The US Treasury Department notes on its website that “on July 14, 2015, the P5+1 (China, France, Germany, Russia, the United Kingdom, and the United States), the European Union, and Iran reached a Joint Comprehensive Plan of Action (JCPOA) to ensure that Iran’s nuclear programme will be exclusively peaceful. October 18, 2015 marked Adoption Day of the JCPOA, the date on which the JCPOA came into effect and participants began taking steps necessary to implement their JCPOA commitments. January 16, 2016, marks Implementation Day of the JCPOA. On this historic day, the International Atomic Energy Agency (IAEA) has verified that Iran has implemented its key nuclear-related measures described in the JCPOA, and the Secretary State has confirmed the IAEA’s verification. As a result of Iran verifiably meeting its nuclear commitments, the United States is today lifting nuclear-related sanctions on Iran, as described in the JCPOA.”
Sadly no progress has been visible with respect to re-engaging with Iran after the lifting of the US sanctions. Rice is Pakistan’s second largest export item, after cotton and related products, and one would hope that the government provides the support that this sector requires to re-engage in the Iranian rice market. Noman Ahmed Sheikh, senior vice chairman of Rice Exporters Association of Pakistan (REAP), urged the government to extend support thereby enabling the local rice exporters to compete with our international competitors particularly India in terms of price and quality of inputs including seeds.

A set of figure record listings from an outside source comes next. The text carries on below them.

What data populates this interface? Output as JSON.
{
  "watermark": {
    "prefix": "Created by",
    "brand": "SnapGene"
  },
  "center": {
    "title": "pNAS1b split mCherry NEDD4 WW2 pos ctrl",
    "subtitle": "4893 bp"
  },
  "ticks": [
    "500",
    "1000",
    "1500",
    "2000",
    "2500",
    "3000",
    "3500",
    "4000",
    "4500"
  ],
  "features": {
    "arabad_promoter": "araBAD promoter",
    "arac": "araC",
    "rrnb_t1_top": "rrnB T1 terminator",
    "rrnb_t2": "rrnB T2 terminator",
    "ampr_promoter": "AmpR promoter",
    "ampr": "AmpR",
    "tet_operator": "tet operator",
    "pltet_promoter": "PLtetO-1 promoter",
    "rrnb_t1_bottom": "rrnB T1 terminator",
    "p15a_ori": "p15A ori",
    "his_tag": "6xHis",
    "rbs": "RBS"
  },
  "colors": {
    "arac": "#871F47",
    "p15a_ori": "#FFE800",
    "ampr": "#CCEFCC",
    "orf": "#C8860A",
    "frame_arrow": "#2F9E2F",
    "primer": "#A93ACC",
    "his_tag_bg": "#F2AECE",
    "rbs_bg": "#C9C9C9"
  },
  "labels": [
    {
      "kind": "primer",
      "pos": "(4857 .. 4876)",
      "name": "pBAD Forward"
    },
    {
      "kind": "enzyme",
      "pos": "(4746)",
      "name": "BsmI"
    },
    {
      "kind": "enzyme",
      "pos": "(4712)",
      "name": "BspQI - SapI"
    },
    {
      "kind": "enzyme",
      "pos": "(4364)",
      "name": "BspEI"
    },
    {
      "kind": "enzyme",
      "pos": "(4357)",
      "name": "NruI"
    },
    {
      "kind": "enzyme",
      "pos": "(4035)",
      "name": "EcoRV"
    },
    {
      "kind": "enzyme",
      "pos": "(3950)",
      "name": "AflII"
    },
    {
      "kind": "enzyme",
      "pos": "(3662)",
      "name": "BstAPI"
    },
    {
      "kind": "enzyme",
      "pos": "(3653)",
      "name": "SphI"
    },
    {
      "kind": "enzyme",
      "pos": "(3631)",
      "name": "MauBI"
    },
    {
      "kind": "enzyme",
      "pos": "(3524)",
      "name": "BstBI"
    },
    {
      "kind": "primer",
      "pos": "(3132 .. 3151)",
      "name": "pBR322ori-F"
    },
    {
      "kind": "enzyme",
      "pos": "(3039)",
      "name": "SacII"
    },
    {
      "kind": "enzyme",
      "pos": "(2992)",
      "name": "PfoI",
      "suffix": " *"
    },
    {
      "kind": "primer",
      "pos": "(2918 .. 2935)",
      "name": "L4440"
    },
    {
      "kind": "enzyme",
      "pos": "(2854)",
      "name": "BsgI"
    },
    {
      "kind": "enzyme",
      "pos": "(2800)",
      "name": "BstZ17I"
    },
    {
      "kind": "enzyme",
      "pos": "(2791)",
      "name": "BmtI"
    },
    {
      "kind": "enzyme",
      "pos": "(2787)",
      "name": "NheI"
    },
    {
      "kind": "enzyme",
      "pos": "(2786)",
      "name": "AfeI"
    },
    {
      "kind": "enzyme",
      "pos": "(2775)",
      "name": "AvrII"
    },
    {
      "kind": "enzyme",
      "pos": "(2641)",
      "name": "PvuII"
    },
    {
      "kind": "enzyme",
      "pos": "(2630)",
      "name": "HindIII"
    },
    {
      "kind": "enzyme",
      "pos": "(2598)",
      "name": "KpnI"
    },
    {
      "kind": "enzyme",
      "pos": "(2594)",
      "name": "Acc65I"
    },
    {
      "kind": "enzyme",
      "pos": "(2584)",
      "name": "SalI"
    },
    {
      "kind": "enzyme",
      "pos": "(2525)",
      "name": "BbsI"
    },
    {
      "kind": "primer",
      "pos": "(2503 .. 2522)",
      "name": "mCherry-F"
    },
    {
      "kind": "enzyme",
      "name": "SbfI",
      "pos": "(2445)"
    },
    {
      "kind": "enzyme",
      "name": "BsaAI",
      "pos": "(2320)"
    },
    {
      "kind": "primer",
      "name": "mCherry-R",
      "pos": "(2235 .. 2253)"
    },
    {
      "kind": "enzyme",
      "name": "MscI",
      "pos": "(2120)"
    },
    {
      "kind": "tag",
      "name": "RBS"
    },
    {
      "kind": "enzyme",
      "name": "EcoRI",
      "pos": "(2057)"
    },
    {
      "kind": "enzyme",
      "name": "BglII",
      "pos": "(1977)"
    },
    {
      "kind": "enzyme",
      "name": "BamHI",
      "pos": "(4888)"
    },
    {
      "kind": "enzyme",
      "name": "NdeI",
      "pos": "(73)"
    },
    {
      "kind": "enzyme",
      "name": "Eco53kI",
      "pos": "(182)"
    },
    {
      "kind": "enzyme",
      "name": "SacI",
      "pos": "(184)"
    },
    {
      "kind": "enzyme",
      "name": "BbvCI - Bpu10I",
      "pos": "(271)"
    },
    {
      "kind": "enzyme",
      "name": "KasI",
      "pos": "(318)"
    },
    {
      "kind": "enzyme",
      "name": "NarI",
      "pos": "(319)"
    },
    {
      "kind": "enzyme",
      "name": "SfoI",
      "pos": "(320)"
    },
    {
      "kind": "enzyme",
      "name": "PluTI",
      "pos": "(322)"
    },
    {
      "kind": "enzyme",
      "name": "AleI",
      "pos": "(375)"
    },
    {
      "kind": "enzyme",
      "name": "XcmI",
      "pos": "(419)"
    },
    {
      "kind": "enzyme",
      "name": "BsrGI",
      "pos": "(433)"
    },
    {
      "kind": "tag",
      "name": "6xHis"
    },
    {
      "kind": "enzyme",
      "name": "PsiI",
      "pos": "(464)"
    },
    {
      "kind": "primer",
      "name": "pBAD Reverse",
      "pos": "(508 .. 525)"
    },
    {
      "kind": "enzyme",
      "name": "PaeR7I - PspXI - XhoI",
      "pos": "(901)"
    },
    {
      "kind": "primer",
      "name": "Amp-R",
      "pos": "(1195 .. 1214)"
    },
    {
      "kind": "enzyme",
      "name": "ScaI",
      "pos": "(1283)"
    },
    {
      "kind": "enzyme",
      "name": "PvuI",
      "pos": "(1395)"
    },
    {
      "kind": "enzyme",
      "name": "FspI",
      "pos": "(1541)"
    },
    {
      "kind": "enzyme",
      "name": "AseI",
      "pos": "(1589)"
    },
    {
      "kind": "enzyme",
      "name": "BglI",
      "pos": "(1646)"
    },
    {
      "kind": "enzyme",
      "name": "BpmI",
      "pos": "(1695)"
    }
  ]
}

Thankfully, China is emerging as a major rice importer for Pakistan. However, the government needs to extend as much support to the farm sector in general and the cotton and rice sector in particular as possible, the two major export earners of this country, in terms of input prices that are comparable to what is available to their international competitors as well as making government-to-government deals to ensure that there is no loss of market even if that requires extending a subsidy.